The example below shows how the model can be applied to generate feedback to a given answer.

from transformers import AutoModelForSeq2SeqLM, AutoTokenizer

model = AutoModelForSeq2SeqLM.from_pretrained('Short-Answer-Feedback/mbart-score-finetuned-saf-micro-job')
tokenizer = AutoTokenizer.from_pretrained('Short-Answer-Feedback/mbart-score-finetuned-saf-micro-job')

example_input = 'Antwort: Ich gebe mich zu erkennen und zeige das Informationsschreiben vor Lösung: Der Jobber soll sich in diesem Fall dem Personal gegenüber zu erkennen geben (0.25 P) und das entsprechende Informationsschreiben in der App vorzeigen (0.25 P). Zusätzlich muss notiert werden, zu welchem Zeitpunkt (0.25 P) des Jobs der Jobber enttarnt wurde. Zentrale Frage ist dabei, ob ein neutrales, unvoreingenommenes Verkaufsgespräch stattgefunden hat. Der Job soll mit Erlaubnis der Mitarbeiter bis zum Ende durchgeführt (0.25 P) werden. Frage: Frage 1: Wie reagierst du, wenn du auf deine Tätigkeit angesprochen wirst?'
inputs = tokenizer(example_input, max_length=256, padding='max_length', truncation=True, return_tensors='pt')

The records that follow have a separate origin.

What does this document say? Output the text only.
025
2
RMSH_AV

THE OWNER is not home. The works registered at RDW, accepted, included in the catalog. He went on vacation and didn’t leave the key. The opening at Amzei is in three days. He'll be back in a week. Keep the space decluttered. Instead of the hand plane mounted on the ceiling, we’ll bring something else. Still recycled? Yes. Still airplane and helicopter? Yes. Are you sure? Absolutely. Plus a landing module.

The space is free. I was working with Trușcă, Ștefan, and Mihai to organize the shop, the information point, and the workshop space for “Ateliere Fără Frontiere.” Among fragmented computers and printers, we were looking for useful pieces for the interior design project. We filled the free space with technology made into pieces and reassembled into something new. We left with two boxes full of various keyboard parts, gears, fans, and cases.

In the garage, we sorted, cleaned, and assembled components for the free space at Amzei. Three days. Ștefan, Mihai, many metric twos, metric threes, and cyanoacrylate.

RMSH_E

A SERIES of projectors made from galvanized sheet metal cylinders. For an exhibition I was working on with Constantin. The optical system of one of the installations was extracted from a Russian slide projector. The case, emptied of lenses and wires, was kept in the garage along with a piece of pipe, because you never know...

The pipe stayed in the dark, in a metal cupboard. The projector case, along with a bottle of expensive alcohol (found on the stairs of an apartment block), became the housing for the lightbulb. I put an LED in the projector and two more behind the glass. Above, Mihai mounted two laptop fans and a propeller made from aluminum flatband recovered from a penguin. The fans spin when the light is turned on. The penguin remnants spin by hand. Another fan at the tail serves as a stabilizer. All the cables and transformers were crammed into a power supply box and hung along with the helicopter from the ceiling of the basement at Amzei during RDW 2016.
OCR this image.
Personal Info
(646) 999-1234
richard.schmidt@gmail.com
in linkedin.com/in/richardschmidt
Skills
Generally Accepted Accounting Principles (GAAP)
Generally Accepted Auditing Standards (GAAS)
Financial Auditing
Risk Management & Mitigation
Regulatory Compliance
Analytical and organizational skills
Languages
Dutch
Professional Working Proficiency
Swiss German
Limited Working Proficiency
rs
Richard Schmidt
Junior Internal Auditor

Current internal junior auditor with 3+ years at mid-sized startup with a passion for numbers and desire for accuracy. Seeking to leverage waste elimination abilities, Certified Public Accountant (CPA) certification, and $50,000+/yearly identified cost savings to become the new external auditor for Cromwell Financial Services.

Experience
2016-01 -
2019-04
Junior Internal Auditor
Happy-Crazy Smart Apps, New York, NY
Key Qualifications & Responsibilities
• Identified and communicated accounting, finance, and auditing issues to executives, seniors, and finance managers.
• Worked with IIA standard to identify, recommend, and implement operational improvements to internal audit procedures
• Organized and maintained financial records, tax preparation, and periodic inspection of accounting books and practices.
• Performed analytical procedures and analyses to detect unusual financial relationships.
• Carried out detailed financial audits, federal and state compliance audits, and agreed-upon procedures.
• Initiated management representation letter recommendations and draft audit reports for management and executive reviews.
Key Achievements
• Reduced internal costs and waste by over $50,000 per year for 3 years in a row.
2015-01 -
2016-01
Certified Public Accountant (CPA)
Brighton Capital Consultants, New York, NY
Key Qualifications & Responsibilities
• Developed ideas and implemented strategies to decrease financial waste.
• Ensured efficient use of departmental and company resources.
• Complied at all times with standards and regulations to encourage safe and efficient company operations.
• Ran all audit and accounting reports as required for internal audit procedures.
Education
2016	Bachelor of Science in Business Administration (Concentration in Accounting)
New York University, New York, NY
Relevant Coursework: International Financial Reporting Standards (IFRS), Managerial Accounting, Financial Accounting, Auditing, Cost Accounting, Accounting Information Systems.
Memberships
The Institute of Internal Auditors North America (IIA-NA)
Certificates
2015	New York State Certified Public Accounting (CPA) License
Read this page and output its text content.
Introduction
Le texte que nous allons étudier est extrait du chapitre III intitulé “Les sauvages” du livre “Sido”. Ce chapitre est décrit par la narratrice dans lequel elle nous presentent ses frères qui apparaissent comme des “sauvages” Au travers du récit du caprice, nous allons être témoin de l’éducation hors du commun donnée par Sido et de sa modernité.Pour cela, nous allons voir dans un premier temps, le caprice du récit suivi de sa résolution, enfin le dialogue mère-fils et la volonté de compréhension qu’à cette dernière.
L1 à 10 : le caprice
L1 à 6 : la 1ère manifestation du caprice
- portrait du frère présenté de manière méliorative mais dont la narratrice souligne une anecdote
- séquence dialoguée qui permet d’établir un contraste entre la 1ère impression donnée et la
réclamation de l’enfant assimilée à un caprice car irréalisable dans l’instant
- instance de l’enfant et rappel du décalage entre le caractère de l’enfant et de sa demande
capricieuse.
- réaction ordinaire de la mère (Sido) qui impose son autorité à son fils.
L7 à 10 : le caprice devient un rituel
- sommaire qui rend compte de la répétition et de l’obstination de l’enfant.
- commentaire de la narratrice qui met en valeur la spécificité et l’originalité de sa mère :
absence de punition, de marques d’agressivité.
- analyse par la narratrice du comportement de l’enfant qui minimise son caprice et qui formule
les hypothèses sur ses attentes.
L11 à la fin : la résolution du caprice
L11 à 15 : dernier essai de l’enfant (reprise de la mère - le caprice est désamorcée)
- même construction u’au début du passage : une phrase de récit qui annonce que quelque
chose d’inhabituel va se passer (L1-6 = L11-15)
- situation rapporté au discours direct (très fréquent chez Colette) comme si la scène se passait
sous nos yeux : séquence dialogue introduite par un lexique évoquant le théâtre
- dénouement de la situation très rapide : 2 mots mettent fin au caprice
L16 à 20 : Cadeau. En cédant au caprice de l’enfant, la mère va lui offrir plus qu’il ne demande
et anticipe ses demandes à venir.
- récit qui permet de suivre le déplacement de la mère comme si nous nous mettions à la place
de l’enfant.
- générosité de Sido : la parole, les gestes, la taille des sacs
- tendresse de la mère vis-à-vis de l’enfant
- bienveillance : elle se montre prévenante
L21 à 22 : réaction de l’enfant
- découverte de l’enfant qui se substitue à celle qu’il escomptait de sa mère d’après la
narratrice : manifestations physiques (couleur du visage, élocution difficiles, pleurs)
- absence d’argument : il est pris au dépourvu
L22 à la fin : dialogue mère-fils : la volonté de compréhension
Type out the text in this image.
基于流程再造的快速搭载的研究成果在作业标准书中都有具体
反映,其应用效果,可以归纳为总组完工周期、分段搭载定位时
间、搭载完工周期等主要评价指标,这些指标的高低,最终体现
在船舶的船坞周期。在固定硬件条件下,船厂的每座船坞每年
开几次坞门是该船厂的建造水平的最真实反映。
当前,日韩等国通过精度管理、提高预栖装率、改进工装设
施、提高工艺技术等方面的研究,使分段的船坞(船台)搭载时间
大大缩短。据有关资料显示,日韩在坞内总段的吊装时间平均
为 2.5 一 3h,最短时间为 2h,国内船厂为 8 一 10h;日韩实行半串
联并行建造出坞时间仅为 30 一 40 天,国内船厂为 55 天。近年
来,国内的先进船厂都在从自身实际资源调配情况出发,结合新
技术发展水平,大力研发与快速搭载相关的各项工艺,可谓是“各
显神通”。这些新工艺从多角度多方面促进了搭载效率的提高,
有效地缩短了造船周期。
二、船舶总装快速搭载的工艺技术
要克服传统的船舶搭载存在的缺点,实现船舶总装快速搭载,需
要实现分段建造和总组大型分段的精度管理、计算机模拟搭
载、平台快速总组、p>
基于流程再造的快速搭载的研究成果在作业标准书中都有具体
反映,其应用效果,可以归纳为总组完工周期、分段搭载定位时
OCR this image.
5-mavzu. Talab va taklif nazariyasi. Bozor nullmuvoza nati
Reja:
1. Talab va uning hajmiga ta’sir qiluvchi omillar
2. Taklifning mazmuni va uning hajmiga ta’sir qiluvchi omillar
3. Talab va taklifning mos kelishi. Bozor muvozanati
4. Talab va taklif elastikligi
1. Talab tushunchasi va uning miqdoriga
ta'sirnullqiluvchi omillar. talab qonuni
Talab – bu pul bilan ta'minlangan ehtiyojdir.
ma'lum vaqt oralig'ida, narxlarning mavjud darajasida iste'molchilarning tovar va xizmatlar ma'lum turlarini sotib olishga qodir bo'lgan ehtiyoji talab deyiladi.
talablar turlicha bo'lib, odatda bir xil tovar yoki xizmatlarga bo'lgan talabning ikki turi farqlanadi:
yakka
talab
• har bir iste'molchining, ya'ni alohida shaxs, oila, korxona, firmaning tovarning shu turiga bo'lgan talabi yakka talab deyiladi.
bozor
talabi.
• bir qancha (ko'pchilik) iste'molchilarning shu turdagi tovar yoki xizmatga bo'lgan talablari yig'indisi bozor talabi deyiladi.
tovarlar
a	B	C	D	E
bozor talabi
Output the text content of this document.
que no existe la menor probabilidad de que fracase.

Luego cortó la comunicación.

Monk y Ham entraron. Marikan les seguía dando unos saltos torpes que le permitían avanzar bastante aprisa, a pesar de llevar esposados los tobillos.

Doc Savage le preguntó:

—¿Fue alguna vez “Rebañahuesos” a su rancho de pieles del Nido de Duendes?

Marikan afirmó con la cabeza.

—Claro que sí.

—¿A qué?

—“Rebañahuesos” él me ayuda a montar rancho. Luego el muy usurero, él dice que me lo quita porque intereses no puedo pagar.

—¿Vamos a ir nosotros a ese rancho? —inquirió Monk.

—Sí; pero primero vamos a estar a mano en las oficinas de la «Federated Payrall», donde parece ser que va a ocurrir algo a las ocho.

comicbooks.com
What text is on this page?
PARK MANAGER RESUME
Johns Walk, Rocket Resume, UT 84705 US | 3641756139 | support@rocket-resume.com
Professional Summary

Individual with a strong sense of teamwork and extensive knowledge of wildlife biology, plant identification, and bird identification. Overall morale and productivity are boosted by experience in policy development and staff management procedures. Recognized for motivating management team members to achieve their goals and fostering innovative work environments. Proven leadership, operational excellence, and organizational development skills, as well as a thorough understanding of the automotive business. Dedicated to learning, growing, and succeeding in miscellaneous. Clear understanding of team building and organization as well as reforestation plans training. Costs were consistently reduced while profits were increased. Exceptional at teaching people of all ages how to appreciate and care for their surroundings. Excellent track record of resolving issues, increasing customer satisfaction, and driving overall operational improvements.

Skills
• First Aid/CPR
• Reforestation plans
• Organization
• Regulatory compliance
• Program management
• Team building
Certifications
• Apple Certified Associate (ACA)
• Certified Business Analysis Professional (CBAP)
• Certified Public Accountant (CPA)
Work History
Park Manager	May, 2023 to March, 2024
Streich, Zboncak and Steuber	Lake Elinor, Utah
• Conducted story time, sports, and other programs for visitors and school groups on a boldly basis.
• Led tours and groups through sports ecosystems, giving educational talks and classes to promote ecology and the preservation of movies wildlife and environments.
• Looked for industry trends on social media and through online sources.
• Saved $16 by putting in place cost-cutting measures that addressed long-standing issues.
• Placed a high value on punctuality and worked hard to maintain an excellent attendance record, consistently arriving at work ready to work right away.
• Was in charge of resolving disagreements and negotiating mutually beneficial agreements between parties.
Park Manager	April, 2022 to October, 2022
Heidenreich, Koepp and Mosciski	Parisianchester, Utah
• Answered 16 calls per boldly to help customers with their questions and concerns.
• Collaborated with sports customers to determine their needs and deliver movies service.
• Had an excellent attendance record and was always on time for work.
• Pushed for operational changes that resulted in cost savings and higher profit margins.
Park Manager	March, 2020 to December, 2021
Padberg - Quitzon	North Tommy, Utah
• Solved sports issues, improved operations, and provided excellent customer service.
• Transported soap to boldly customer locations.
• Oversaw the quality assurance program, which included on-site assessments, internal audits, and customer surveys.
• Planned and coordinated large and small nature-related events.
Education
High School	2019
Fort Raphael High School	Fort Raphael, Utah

generated_tokens = model.generate(
                inputs['input_ids'],
                attention_mask=inputs['attention_mask'],
                max_length=128
            )
output = tokenizer.batch_decode(generated_tokens, skip_special_tokens=True)[0]

The output produced by the model then looks as follows:

0.5 Feedback: Sollte das Personal dies gestatten, kannst du den Check auch gerne noch abschließen. Bitte halte nur in fest, wann genau du auf deine Tätigkeit angesprochen wurdest.

Related Work

Filighera et al., ACL 2022 trained a mT5 model on this dataset, providing a baseline for SAF generation. The entire code used to define and train the model can be found on GitHub.